Convegno: "Segni del Sacro lungo i percorsi della Val d'Aniene"

Itinerari del Sacro Percorsi del sacro fra la valle del Giovenzano, dell’Empiglione e la valle Sublacense: conoscenza, conservazione, valorizzazione.

Nel pomeriggio di sabato 11 ottobre, all’interno della Sala Conferenze della Biblioteca Comunale, si è tenuto il convegno “Segni del Sacro lungo i percorsi della Val d’Aniene”. 
Presente l’Assessore alla Cultura Grazia Timperi in rappresentanza del Sindaco e dell’Amministrazione. 
Si è trattato di un importante seminario nato da una recente convenzione stipulata tra il Comune di Subiaco ed il Dipartimento di Storia, disegno e restauro dell’architettura dell’Università la Sapienza di Roma che è parte del progetto di ricerca PNRR PE5- CHANGES relativo ai percorsi del sacro e al recupero di siti fra la Valle del Giovenzano, dell’Empiglione e la Valle Sublacense. 
Presente un importante parterre di relatori: 
Daniela Esposito, Direttrice del Dipartimento di Storia, disegno e restauro dell’architettura, Sapienza Università di Roma; 
•Valeria Montanari, Ricercatrice della Sapienza Università di Roma; 
Benedetto Luciani, Italia Nostra Sezione Aniene, Referente Gruppo attivo di Subiaco Aequae Viae; 
Mario Federico Rolfo, Archeologo dell’Università degli Studi di Roma "Tor Vergata”; 
Piero Sebastiani Del Grande, Archeologo; colui che ha scritto l’articolo
•Luchina Branciani, Archeologa, Paleografa, Storica.
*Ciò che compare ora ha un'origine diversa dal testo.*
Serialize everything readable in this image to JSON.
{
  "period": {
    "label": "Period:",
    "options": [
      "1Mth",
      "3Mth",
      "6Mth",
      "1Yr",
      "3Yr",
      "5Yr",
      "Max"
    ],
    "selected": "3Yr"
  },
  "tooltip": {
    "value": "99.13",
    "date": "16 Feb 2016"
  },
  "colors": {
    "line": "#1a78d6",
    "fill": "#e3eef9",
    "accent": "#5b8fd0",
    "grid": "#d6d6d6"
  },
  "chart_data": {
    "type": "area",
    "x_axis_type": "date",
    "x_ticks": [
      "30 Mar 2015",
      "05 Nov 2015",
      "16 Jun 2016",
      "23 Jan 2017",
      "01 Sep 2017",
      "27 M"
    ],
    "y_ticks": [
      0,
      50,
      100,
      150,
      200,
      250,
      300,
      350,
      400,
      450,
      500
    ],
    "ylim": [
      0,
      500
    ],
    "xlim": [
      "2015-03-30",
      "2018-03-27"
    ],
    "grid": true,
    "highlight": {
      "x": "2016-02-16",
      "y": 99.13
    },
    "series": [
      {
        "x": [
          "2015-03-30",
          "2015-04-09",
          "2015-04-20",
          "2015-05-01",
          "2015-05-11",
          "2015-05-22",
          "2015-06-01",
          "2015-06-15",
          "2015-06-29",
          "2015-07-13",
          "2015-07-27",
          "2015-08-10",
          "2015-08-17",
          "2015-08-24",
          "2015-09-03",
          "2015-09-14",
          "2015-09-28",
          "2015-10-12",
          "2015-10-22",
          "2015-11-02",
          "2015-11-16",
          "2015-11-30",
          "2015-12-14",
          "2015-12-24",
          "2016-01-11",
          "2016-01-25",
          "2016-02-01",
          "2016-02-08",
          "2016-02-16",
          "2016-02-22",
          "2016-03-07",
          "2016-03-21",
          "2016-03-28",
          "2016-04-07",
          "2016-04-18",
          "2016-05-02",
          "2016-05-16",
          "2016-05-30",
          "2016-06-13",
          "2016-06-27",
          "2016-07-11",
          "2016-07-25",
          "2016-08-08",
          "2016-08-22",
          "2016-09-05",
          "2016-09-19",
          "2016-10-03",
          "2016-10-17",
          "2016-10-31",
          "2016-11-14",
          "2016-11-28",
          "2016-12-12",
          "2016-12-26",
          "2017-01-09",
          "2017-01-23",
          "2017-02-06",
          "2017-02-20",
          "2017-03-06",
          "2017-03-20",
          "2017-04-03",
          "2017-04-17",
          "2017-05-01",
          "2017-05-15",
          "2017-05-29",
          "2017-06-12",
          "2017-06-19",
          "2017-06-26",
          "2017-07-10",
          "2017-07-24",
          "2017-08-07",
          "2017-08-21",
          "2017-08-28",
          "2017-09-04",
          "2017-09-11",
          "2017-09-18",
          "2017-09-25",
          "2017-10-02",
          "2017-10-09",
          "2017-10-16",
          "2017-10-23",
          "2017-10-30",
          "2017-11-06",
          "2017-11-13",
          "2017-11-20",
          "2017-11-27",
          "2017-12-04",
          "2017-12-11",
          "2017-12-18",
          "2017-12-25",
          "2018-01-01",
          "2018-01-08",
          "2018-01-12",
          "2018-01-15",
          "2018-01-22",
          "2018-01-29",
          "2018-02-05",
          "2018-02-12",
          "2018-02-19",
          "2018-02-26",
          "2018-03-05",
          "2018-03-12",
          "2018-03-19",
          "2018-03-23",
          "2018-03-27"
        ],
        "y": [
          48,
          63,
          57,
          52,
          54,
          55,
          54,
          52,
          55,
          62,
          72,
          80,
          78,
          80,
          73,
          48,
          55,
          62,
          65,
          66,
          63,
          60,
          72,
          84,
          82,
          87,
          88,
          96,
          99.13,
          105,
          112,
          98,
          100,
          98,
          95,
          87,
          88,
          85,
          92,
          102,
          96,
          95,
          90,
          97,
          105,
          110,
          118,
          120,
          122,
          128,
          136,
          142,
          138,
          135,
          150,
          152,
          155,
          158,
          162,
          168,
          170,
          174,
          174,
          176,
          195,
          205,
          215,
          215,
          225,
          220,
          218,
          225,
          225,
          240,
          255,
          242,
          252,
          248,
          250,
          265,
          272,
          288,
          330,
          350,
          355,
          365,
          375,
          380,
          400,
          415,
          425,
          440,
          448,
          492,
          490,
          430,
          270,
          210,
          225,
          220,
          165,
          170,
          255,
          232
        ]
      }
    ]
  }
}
Una preziosa giornata di studio e di approfondimento nell'ottica della tutela e della promozione del patrimonio custodito dal nostro territorio.

Abstract "Il percorso della Via Valeria nella Tabula Peutingeriana: analisi di una ricerca" 
Lo studio si concentra sull'antica Via Valeria, analizzando due distinti percorsi che collegavano Carsioli (Civita di Oricola) ad Alba Fucens (Massa d’Albe), importante città del periodo romano situata nell'attuale Abruzzo. Come sappiamo la Via Valeria fu una strada di rilevanza strategica, costruita per collegare Roma con le aree interne dell'Italia centrale. 
Evidenzieremo soprattutto il tracciato da Carsulis (Civita d’Oricola) a Sublacio (Subiaco) rappresentato nella Tabula Peutingeriana, una copia medievale di una mappa che riproduce la rete stradale dell'antica Roma. 
La Tabula è una fonte cartografica unica, che fornisce una rappresentazione schematica delle principali strade dell'impero romano.
 La ricerca indaga la rappresentazione di questo specifico segmento della Via Valeria, confrontando i dati della Tabula con altre fonti storiche e archeologiche, al fine di valutare l'accuratezza e la coerenza del percorso riportato.
 Lo studio approfondisce la posizione e l'importanza delle città (civitates), delle stazioni di posta (mansiones) e degli insediamenti militari (stationes) indicate lungo il percorso fornendo preziose informazioni sulla sua organizzazione e sulla distanza tra le tappe nonché il ruolo chiave della connessione tra Roma e le aree montuose circostanti. 
In sintesi, la ricerca vuole contribuire ad una migliore comprensione del ruolo della Via Valeria e valorizzare la Tabula Peutingeriana come strumento utile per l'interpretazione della rete viaria romana, pur riconoscendone i limiti.
Colui che sta scrivendo questo articolo, parte integrante del progetto si augura che il territorio raccontato possa avere la sua testimonianza storica, mettendo in luce l’aspetto paesaggistico, storico di un popolo ancora messo nel dimenticatoio, quale quello degli Equi.